These microplastics are not only washed ashore and accumulate on beaches. When waves break and winds sweep across the ocean, they throw seawater droplets into the air. These obviously contain salt, but also organic matter and microplastics. “Then the water evaporates and you are left with just the aerosols,” or tiny floating particles of particles, says Natalie Mahowald, a researcher at Cornell University, who co-led the work with Brahney. “Classically, we atmospheric scientists have always known that there were sea salts coming this way,” she continues. But last year another group of researchers demonstrated this phenomenon with microplastics, showing that they present themselves under the sea breeze.
This time, Mahowald and Brahney have thought bigger, using atmospheric models to show how far marine microplastics travel after they take flight. They also looked at other sources of microplastic emissions, such as roads, towns and agricultural fields. They knew, for example, how much dust the fields generated and how much microplastic there could be in that dust.

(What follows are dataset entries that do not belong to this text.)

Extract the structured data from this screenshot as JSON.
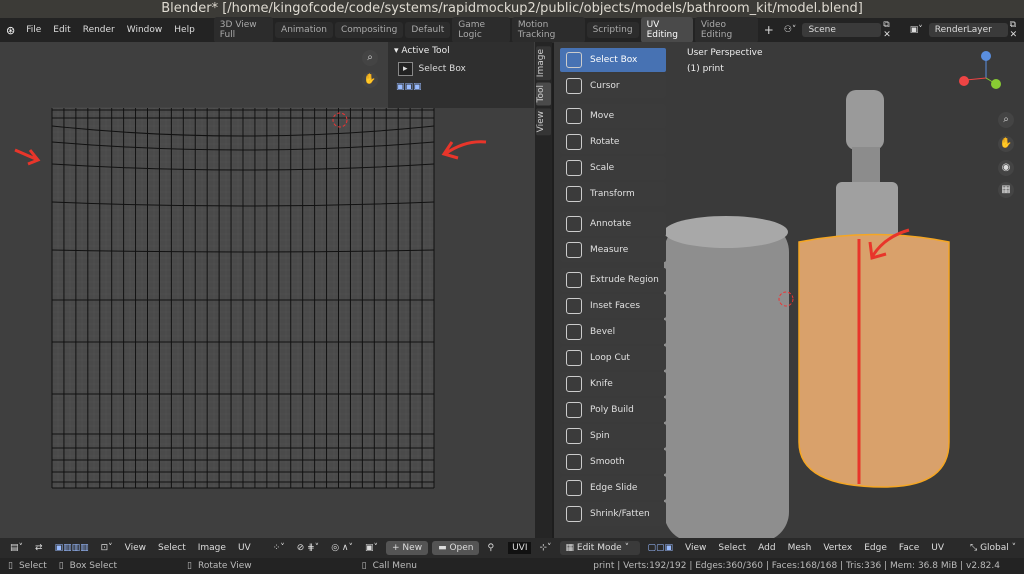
{
  "title": "Blender* [/home/kingofcode/code/systems/rapidmockup2/public/objects/models/bathroom_kit/model.blend]",
  "menu": [
    "File",
    "Edit",
    "Render",
    "Window",
    "Help"
  ],
  "workspaces": [
    "3D View Full",
    "Animation",
    "Compositing",
    "Default",
    "Game Logic",
    "Motion Tracking",
    "Scripting",
    "UV Editing",
    "Video Editing"
  ],
  "active_workspace": "UV Editing",
  "scene": "Scene",
  "render_layer": "RenderLayer",
  "uv_panel": {
    "header": "Active Tool",
    "tool": "Select Box",
    "tabs": [
      "Image",
      "Tool",
      "View"
    ]
  },
  "viewport": {
    "perspective": "User Perspective",
    "object": "(1) print"
  },
  "tools": [
    "Select Box",
    "Cursor",
    "Move",
    "Rotate",
    "Scale",
    "Transform",
    "Annotate",
    "Measure",
    "Extrude Region",
    "Inset Faces",
    "Bevel",
    "Loop Cut",
    "Knife",
    "Poly Build",
    "Spin",
    "Smooth",
    "Edge Slide",
    "Shrink/Fatten"
  ],
  "uv_header": {
    "menus": [
      "View",
      "Select",
      "Image",
      "UV"
    ],
    "new": "New",
    "open": "Open",
    "uvmap": "UVI"
  },
  "vp_header": {
    "mode": "Edit Mode",
    "menus": [
      "View",
      "Select",
      "Add",
      "Mesh",
      "Vertex",
      "Edge",
      "Face",
      "UV"
    ],
    "orientation": "Global"
  },
  "status": {
    "select": "Select",
    "box_select": "Box Select",
    "rotate": "Rotate View",
    "call_menu": "Call Menu",
    "stats": "print | Verts:192/192 | Edges:360/360 | Faces:168/168 | Tris:336 | Mem: 36.8 MiB | v2.82.4"
  },
  "colors": {
    "accent": "#4772b3",
    "selection": "#f5a623",
    "annotation": "#e8352a"
  }
}
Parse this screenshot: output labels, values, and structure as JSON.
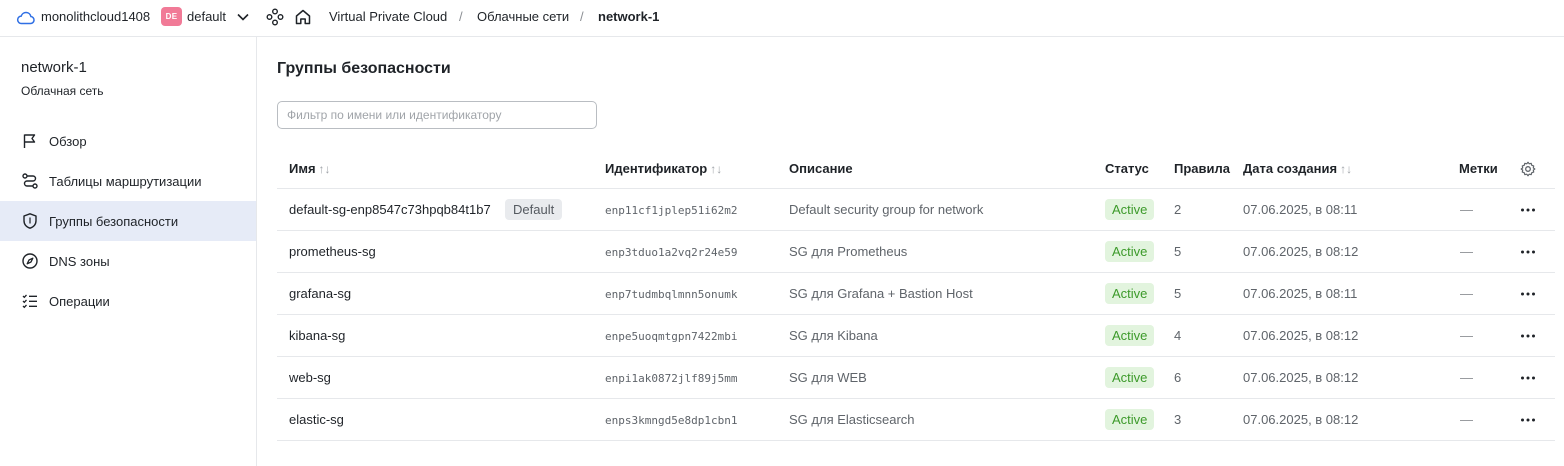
{
  "topbar": {
    "cloud_name": "monolithcloud1408",
    "cloud_badge": "DE",
    "folder": "default",
    "breadcrumbs": [
      "Virtual Private Cloud",
      "Облачные сети",
      "network-1"
    ],
    "separator": "/"
  },
  "sidebar": {
    "title": "network-1",
    "subtitle": "Облачная сеть",
    "items": [
      {
        "label": "Обзор",
        "icon": "flag-icon"
      },
      {
        "label": "Таблицы маршрутизации",
        "icon": "route-icon"
      },
      {
        "label": "Группы безопасности",
        "icon": "shield-icon",
        "active": true
      },
      {
        "label": "DNS зоны",
        "icon": "compass-icon"
      },
      {
        "label": "Операции",
        "icon": "list-check-icon"
      }
    ]
  },
  "main": {
    "title": "Группы безопасности",
    "filter_placeholder": "Фильтр по имени или идентификатору",
    "columns": {
      "name": "Имя",
      "id": "Идентификатор",
      "desc": "Описание",
      "status": "Статус",
      "rules": "Правила",
      "created": "Дата создания",
      "labels": "Метки",
      "sort_glyph": "↑↓"
    },
    "rows": [
      {
        "name": "default-sg-enp8547c73hpqb84t1b7",
        "badge": "Default",
        "id": "enp11cf1jplep51i62m2",
        "desc": "Default security group for network",
        "status": "Active",
        "rules": "2",
        "created": "07.06.2025, в 08:11",
        "labels": "—"
      },
      {
        "name": "prometheus-sg",
        "id": "enp3tduo1a2vq2r24e59",
        "desc": "SG для Prometheus",
        "status": "Active",
        "rules": "5",
        "created": "07.06.2025, в 08:12",
        "labels": "—"
      },
      {
        "name": "grafana-sg",
        "id": "enp7tudmbqlmnn5onumk",
        "desc": "SG для Grafana + Bastion Host",
        "status": "Active",
        "rules": "5",
        "created": "07.06.2025, в 08:11",
        "labels": "—"
      },
      {
        "name": "kibana-sg",
        "id": "enpe5uoqmtgpn7422mbi",
        "desc": "SG для Kibana",
        "status": "Active",
        "rules": "4",
        "created": "07.06.2025, в 08:12",
        "labels": "—"
      },
      {
        "name": "web-sg",
        "id": "enpi1ak0872jlf89j5mm",
        "desc": "SG для WEB",
        "status": "Active",
        "rules": "6",
        "created": "07.06.2025, в 08:12",
        "labels": "—"
      },
      {
        "name": "elastic-sg",
        "id": "enps3kmngd5e8dp1cbn1",
        "desc": "SG для Elasticsearch",
        "status": "Active",
        "rules": "3",
        "created": "07.06.2025, в 08:12",
        "labels": "—"
      }
    ]
  },
  "colors": {
    "active_bg": "#e2f4de",
    "active_text": "#3c9a2a",
    "badge_de": "#f17a97",
    "sidebar_active": "#e6ebf7"
  }
}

The researchers then combined this atmospheric modeling with real-world data. Brahney used air samplers scattered around remote locations in the American West so that at one point she could tell how many plastic particles had fallen from the sky. Mahowald’s modeling could also tell what the atmospheric and climatic conditions looked like at the time, allowing researchers to trace where the particles likely blew.

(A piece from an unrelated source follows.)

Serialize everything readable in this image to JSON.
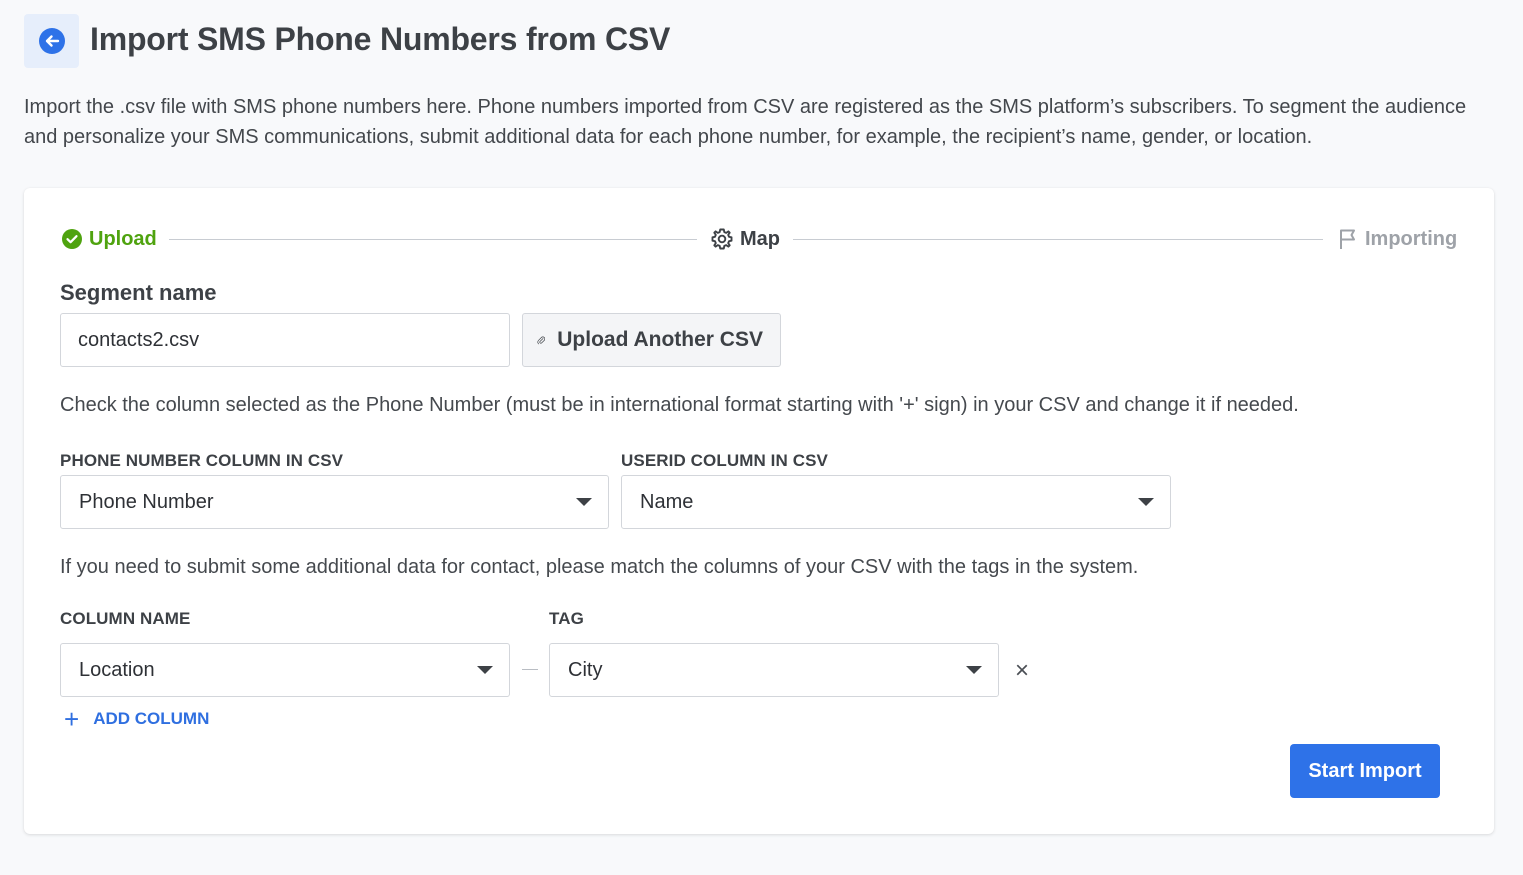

They found that agricultural dust provided only 5% of airborne microplastics in the West. And surprisingly, cities only provided 0.4%. “If you asked someone how plastics get into the atmosphere, they’d say urban centers,” Brahney says. “I like to think of it more as the roads that are exit the most important cities. “
When a car is driven on a road, tiny spots fly off its tires as part of normal wear and tear. This material is not pure rubber; it contains added synthetic rubbers and a host of other chemicals. Tire particles are therefore technically microplastics, and they are everywhere. A study carried out in 2019 calculated that 7 trillion microplastics wash in the San Francisco Bay area annually, most tires.
Cities actually produce an astonishing amount of microplastics through road traffic and decaying garbage, but it doesn’t seem to go up in the atmosphere. This is for two reasons, think Brahney and Mahowald: buildings prevent the wind from rubbing a city’s surfaces and propelling them, and people drive cars slower in metropolitan areas, so there is less wind. agitation of tire particles that end up on the roadway. But get out on interstate freeways and there’s a lot more open space where winds can whip up debris. Plus, says Mahowald, “the cars go 60 miles an hour. It’s a lot of energy. And small, tiny particles can enter the atmosphere with this energy.